Marie en a fait l’heureuse expérience. Fâchée avec l’écriture car l’école lui avait laissé de douloureux souvenirs. « Quelle pression et quelle angoisse. Je ne me suis jamais sentie à la hauteur ». Alors, elle a pris le taureau par les cornes. L’écriture, amenée de façon ludique en ateliers individuels, lui a fait transcender son problème. « Jamais je n’aurais imaginé pouvoir m’amuser avec les mots. J’ai lâché prise, ai libéré des flots d’écriture ». Le rapport au papier lui a plu. « Avec les ratures, on a droit à l’erreur ». Délivrer ses écrits en les lisant à haute voix lui a donné de l’assurance : « On m’écoutait sans me juger ». Depuis, Marie a trouvé une fluidité dans l’expression écrite. Et envisage même de se lancer dans la rédaction de poésies. Décomplexée, libérée.
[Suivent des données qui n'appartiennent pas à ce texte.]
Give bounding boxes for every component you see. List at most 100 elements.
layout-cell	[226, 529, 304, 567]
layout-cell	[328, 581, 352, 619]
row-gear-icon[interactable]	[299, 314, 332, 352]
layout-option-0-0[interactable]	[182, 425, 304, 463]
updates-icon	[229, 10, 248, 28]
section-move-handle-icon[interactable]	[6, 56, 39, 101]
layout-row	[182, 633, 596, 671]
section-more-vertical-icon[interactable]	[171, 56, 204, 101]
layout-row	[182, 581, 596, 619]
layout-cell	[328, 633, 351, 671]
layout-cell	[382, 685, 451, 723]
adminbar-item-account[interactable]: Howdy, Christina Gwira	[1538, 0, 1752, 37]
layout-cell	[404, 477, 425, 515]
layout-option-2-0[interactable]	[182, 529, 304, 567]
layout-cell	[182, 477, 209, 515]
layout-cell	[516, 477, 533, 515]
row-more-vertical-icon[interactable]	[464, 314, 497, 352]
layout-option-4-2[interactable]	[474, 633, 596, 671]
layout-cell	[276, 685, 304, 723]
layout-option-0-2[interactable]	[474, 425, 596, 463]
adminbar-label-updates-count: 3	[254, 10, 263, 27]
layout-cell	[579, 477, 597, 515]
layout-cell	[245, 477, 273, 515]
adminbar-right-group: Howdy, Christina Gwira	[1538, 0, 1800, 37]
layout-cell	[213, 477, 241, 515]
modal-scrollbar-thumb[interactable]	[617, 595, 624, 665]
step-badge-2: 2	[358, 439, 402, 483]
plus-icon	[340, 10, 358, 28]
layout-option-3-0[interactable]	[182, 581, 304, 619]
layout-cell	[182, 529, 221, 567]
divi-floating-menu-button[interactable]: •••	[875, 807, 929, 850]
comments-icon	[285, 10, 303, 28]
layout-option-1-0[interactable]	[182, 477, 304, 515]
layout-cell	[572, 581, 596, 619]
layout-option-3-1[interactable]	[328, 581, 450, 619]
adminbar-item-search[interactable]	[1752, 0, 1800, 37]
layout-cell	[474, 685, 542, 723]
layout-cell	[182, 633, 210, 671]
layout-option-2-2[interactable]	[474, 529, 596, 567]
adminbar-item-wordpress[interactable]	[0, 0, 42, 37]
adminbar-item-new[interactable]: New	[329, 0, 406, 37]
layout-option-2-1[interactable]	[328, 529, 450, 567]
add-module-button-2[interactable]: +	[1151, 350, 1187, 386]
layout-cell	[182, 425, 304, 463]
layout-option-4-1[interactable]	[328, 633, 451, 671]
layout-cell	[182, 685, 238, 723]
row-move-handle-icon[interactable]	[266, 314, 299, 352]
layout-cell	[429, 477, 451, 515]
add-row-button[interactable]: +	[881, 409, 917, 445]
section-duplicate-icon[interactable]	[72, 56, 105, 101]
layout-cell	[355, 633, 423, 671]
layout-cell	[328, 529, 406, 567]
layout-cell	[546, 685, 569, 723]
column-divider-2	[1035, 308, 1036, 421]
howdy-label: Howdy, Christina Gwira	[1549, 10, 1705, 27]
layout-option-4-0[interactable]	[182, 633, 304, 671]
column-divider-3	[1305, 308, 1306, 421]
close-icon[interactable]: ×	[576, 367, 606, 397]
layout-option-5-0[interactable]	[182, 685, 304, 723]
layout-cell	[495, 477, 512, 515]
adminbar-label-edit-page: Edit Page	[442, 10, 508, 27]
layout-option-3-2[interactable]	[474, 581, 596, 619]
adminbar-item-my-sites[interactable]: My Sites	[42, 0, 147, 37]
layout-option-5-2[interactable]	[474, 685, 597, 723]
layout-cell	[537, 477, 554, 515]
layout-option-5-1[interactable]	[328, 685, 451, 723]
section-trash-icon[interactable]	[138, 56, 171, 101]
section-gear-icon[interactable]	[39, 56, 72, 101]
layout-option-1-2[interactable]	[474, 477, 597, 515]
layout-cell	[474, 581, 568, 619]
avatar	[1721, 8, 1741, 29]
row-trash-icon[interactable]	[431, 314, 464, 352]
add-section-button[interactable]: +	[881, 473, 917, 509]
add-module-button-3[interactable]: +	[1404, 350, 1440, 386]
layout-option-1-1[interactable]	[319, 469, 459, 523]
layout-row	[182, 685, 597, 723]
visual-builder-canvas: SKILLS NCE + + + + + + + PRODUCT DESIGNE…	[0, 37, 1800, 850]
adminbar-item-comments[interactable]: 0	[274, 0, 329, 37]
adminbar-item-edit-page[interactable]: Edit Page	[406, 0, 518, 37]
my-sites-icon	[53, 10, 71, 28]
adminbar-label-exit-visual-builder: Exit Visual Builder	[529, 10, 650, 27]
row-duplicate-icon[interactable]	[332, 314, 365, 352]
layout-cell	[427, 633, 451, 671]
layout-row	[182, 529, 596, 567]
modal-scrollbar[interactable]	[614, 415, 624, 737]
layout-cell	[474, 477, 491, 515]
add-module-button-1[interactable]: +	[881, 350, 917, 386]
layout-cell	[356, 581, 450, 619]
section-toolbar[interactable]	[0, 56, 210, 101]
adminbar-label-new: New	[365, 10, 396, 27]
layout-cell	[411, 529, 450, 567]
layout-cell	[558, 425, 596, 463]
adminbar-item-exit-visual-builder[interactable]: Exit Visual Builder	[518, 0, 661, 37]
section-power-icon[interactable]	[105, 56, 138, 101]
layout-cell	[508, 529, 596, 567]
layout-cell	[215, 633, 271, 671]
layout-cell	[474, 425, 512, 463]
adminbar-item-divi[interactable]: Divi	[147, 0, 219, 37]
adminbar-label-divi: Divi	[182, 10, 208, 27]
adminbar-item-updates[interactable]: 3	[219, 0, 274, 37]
Où trouver un groupe d’écriture ?

Il existe bon nombre de groupes collectifs, payants ou gratuits, pour pratiquer l’écriture. Ils sont pour la plupart concentrés à Paris ou dans les grandes villes régionales. C’est le cas du centre Aleph, acteur pionnier des ateliers d’écriture en France, ouvert au grand public. Son siège se situe à Paris, or les animateurs interviennent aussi à Lyon, Toulouse, Bordeaux, entre autres.

D’autres structures réputées en l’espèce sont implantées depuis de longue date. La Boutique d’écriture à Montpellier est de celles-là.

Les associations peuvent aussi proposer ce genre de rencontres. Il suffit de se renseigner auprès des services de sa mairie ou du milieu associatif de son territoire.

*Marianne Jaeglé, Ecrire de la page à la publication, aux éditions Scrinéo.